Trying to give an answer assuming that the normal atmospheric pressure is 760mm of Hg and the distillation process is brought about under this prssure.

Here it is given that in the vpour mixture at ${99.2}^{\circ} C$ the partial pressure of water vapour ${p}_{w} = 739 m m \text{ of Hg}$

So the partial pressure of the organic liquid will be
${p}_{A} = \left(760 - 739\right) m m = 21 m m \text{ of Hg}$ as guided by Dalton's law of partial pressure.Here total pressure is the normal atmospheric pressure 760mm of Hg.
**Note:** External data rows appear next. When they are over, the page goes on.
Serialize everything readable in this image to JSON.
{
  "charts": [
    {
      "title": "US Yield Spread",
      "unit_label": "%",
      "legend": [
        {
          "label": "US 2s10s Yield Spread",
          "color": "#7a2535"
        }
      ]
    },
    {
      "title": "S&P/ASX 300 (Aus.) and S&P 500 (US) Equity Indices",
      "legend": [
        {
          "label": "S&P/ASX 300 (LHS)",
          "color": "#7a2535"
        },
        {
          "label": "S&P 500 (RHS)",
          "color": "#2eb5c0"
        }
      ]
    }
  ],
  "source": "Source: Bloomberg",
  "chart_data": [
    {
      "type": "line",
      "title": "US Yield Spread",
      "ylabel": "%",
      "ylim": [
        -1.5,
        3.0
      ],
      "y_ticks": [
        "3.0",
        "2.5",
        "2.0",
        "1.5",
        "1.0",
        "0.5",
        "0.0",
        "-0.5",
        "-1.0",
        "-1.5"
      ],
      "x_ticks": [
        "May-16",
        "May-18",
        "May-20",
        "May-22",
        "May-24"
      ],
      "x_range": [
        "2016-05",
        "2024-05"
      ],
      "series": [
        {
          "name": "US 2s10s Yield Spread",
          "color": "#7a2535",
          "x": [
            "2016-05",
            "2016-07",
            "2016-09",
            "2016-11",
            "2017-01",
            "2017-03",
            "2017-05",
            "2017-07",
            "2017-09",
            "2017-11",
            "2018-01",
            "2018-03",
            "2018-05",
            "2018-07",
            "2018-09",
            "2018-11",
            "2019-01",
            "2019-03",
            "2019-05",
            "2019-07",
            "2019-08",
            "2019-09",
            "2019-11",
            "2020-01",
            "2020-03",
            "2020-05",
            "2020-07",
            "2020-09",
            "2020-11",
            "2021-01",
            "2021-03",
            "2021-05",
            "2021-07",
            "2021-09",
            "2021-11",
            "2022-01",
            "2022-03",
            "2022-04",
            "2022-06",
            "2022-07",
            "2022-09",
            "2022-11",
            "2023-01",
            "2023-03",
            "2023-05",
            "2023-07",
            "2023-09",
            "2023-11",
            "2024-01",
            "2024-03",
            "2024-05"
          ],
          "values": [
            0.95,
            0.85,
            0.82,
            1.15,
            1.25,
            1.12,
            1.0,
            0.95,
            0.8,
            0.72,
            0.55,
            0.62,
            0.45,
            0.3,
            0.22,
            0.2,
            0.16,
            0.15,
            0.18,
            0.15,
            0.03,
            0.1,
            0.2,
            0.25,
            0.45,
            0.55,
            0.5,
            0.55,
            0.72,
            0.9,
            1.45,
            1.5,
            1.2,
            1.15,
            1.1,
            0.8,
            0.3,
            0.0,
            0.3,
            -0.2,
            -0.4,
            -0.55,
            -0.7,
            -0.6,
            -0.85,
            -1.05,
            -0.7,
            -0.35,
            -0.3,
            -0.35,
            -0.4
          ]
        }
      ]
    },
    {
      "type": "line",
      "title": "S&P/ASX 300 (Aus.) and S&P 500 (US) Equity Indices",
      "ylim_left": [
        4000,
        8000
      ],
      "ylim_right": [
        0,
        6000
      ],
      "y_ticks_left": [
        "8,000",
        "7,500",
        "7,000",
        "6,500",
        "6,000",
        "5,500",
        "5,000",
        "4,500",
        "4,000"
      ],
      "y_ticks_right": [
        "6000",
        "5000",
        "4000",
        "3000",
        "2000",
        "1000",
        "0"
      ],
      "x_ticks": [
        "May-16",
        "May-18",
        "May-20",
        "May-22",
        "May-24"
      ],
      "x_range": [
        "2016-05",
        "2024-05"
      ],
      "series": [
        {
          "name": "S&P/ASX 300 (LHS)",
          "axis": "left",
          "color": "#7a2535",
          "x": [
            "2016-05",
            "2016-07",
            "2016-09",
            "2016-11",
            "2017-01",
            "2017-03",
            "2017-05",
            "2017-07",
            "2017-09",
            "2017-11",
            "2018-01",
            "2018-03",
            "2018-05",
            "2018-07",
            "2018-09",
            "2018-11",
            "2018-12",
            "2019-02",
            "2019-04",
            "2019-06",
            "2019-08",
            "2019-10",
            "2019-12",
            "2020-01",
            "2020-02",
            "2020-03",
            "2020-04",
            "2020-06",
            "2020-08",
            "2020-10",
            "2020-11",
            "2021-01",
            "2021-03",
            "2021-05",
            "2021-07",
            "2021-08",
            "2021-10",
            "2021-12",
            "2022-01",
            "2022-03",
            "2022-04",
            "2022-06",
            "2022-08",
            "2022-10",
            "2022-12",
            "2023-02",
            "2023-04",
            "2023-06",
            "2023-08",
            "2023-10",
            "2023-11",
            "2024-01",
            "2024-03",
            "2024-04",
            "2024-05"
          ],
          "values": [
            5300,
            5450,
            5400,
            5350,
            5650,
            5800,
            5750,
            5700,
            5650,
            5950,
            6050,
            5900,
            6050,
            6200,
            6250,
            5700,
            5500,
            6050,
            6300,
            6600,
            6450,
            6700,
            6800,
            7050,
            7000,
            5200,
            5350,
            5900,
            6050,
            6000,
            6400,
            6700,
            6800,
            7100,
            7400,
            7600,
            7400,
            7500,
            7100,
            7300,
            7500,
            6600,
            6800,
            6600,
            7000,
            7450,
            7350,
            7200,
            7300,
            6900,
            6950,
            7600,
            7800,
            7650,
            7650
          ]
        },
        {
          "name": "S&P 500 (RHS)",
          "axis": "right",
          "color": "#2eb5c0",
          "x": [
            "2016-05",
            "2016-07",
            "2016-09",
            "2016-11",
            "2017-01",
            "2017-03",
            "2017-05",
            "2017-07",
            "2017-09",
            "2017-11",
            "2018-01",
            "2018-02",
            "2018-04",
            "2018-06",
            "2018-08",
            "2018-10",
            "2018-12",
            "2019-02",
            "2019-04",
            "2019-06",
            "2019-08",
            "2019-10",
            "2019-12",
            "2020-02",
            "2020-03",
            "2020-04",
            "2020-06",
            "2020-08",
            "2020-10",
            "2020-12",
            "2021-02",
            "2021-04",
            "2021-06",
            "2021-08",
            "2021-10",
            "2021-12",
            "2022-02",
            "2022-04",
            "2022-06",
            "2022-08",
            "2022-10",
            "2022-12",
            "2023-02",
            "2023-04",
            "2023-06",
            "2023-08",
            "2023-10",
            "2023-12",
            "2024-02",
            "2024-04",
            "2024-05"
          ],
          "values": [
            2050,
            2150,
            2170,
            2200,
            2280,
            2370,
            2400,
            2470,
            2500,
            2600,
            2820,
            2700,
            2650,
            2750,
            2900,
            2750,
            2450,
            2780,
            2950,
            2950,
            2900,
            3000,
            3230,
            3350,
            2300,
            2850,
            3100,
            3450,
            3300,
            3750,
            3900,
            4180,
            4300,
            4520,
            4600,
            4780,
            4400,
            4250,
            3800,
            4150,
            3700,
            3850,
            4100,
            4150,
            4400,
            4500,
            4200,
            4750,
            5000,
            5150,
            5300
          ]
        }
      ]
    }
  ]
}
The ratio of these partial pressures should be equal to the ratio of no.of moles of of respective substances present in the mixture of vapour forming distillate.
Let ${n}_{w} \mathmr{and} {n}_{A}$ represent the no.of moles of water and organic liquid respectively present in the mixture at vapour stage.

Then we can write

${n}_{w} / {n}_{A} = {p}_{w} / {p}_{A}$

The ratio ${n}_{w} / {n}_{A}$ will also be maintained in the distillate obtained by condensation of vapour. Now it is given that the mass of A condensed is 1 g and its$\text{ molar mass"=123g/"mol}$
$\therefore {n}_{A} = \frac{1}{123} m o l$

Now we have

${n}_{w} / {n}_{A} = {p}_{w} / {p}_{A}$

$\implies {n}_{w} = \frac{739}{21} \cdot {n}_{A} = \frac{739}{21} \cdot \frac{1}{123} m o l$

So the no.of gram of water to be condensed with 1 g of A will be

${n}_{w} \times 18 \frac{g}{\text{mol}} = \frac{739}{21} \cdot \frac{1}{123} \cdot 18 g \approx 5.15 g$